ドイツの高級車メーカーのアウディが中国で計画しているEV(電気自動車)の現地生産プロジェクトが、中国政府の許認可の遅れにより足踏みしていることがわかった。11月29日、ドイツの自動車専門メディアの『アウトモビルウォッヘ』が、アウディ関係者からの情報として報じた。
この報道によれば、ドイツ経済エネルギー省の後押しにより、プロジェクトは中国の所管当局の許認可を12月中に得られる可能性があるという。アウディの中国法人は11月30日、財新記者の照会に対して「関係する各方面が緊密なコミュニケーションを取っている」とコメントした。
アウディは2020年10月、中国の国有自動車大手の中国第一汽車集団(一汽)と高級EVを共同生産することに合意し、覚書を結んだ。2021年3月には合弁会社の「アウディ一汽新能源汽車」を新たに設立、資本金の60%をアウディおよび親会社のフォルクスワーゲン(VW)が、40%を一汽が出資した。つまり、合弁会社の経営権を(外資である)アウディ側が握ったということだ。
外資規制緩和で合弁会社を新設
中国の自動車産業では、中国政府が1994年に施行した外資規制が20年余りにわたって維持されていた。外資系メーカーが乗用車を現地生産する場合、中国メーカーとの合弁が義務づけられ、外資側の出資比率は50%以下に制限された。しかし2018年4月、中国政府はこれらの規制を段階的に緩和し、5年以内に全廃すると発表した。
そして、規制緩和の最初の対象に選ばれたのがEVなどの「新エネルギー車」だった。

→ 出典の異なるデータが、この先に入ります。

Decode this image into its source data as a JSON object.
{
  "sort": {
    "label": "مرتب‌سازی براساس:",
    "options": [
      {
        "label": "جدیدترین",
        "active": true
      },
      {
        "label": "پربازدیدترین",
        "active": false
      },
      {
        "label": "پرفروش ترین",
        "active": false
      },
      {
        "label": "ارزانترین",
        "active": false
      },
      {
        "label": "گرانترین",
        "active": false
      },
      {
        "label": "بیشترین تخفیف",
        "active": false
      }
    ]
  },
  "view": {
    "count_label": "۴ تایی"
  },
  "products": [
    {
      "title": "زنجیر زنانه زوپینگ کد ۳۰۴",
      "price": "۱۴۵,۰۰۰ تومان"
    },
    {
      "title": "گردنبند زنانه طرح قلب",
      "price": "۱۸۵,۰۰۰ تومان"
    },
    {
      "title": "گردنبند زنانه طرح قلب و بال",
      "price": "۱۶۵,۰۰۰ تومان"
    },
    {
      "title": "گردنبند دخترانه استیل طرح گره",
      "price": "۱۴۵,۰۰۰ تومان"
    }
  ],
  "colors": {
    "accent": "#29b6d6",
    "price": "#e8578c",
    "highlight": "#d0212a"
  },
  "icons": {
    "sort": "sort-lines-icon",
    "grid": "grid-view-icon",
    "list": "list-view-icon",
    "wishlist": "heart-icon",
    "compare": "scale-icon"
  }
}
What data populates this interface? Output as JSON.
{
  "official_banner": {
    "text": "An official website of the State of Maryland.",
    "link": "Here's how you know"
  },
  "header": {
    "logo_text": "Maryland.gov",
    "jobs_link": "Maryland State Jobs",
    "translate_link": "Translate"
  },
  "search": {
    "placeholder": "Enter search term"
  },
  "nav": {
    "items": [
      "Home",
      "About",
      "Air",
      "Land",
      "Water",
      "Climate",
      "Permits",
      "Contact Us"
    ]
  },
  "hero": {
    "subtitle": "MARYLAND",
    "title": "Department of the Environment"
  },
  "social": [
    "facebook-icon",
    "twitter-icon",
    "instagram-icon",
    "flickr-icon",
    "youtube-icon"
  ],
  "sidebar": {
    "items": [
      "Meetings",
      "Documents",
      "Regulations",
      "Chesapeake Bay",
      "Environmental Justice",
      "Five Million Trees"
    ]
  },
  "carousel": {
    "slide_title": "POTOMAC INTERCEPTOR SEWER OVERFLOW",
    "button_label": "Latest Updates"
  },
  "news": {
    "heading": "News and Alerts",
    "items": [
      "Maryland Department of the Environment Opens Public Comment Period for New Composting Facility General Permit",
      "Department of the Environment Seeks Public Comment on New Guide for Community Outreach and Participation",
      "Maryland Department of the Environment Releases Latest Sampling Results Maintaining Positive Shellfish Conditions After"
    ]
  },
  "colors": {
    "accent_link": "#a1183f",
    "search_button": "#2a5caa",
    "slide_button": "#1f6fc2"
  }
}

これを受けて、2018年7月にはアメリカのEV大手のテスラが、100%出資の現地法人による工場建設を上海市で開始した。
(訳注:新エネルギー車は中国独自の定義で、EV、燃料電池車[FCV]、プラグインハイブリッド車[PHV]の3種類を指す。通常のハイブリッド車[HV]は含まれない)
アウディがEV生産のために新たな合弁会社を立ち上げたのも、この規制緩和が背景だ。一汽と結んだ覚書によれば、アウディとポルシェが共同開発したEV専用車台「プレミアム・プラットフォーム・エレクトリック」をベースにした(中国市場向けの)新型車を開発し、2024年に量産を始める計画だった。